“Pierrot?” Peter felt that this sobriquet bestowed upon her slightly obese parent, added the last absurd touch of unreality to the situation:
Pierrot and Chavvy—the doorstep vigil—tired and cold and hungry—the prodigal and the play-actress—certainly a snowstorm was lacking, but Miss Esther on her return home might be trusted to supply this last essential.
Nevertheless, with all her artificial appeal, there was about poor little third-rate Chavvy something genuinely pathetic, though one felt instinctively that this was her favourite adjective and ought not to be encouraged; genuinely pathetic in the north-east, where she saw herself attractively pathetic in the south-west. Peter was irresistibly reminded of the touring road-companies she had known in her pre-Bloemfontein days; their jargon, their manners, and careless bonhomie. And in this spirit she bade her stepmother heartily welcome.
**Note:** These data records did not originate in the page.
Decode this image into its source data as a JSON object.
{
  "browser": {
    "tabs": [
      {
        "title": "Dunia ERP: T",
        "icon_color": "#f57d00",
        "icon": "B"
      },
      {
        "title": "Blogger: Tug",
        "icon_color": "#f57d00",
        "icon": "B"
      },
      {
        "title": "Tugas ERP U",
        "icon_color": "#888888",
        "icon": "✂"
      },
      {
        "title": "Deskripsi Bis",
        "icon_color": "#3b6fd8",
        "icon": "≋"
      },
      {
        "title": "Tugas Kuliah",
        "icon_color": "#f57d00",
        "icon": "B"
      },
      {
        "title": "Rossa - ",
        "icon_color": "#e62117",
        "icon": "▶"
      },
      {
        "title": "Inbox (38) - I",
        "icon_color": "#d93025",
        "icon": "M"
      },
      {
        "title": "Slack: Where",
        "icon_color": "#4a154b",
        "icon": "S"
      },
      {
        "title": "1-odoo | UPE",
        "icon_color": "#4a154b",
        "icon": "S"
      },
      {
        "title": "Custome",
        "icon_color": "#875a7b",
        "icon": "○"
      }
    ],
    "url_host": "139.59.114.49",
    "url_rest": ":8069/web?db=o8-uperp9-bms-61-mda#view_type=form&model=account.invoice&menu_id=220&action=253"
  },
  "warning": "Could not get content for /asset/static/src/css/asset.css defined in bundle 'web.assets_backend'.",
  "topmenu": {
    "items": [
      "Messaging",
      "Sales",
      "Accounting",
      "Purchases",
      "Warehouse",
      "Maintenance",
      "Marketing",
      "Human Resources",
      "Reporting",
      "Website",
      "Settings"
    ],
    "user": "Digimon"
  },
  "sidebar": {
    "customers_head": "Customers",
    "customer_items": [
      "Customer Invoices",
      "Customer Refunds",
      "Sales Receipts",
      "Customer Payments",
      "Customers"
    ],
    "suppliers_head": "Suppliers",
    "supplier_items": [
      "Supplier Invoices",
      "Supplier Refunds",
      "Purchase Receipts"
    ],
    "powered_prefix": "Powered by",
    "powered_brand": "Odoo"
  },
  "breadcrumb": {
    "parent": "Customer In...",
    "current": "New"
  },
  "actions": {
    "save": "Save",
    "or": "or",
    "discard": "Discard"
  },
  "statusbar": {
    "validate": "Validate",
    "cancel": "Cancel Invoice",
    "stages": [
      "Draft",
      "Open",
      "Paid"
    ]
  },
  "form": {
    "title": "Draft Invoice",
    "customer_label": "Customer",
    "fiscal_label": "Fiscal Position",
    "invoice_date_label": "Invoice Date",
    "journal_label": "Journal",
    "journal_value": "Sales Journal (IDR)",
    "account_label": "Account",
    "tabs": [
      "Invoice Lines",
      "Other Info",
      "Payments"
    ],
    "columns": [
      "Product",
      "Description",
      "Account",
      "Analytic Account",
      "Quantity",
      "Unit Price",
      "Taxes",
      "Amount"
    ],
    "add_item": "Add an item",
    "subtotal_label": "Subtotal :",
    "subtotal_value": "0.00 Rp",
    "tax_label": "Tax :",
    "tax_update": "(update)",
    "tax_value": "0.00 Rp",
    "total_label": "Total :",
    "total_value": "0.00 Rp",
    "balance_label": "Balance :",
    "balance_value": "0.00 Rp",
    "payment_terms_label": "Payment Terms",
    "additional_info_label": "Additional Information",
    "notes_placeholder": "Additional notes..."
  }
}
“Come in, both of you; cut all explanations, they don’t matter much, any old way! And help yourselves to whatever you want in the food line. I say, though, you’re shivering,—half a jiff, while I light a fire! Rather eccentric in June—Auntie’s hair will stand on end when she sees. Yes, that’s right, off with your jersey and cap, sling them anywhere ... what pretty hair you’ve got.” Peter talked very fast, concealing intense amusement at her father’s latest escapade, and uncaring that the trimly conventional dining-room was being transformed as if by magic to a fair replica of cheap theatrical lodgings: Chavvy squatting on the hearthrug, her sharp white features lit by the wavering flames, the while she peeled a tangerine and carelessly littered the skin in the fender; jersey, cap and muffler tossed anyhow on the floor; firescreen (hand-painted with lilies) upset; Bertram lounging in an arm-chair, his boots half-way up the mantelpiece, and spilling wherever most convenient the ash of a particularly foul-smelling cigar; a glass of port streaming its contents across the white cloth, and dripping slowly from the table’s edge; crumbs on every plate; Peter herself astride the table, listening to irrelevant anecdotes of shoddy people whose names she did not even know, and delighting at the taint of vulgarity within her which woke so very naturally to the prevailing atmosphere.
—“By the way,” she interrupted a stirring narrative of how one Billy Devereux—such a dear boy—had been slung out of work because the leading lady—vain old beast—had bestowed his rôle and her affections upon a youth with longer eyelashes than Billy’s,—“by the way, dad, are you stopping?”
Bertram drew from his pocket a shilling, a threepenny bit and a halfpenny:
“’Tis the very last shilling
That with me would stay,”
in a tenor voice of exceeding charm;
“All its charming companions
Have faded away——”
“And therefore I have come to seek shelter beneath your aunt’s roof; dwelling amidst so much luxury, she will surely not begrudge me my cup of cold water,” and he sipped appreciatively at the port wine.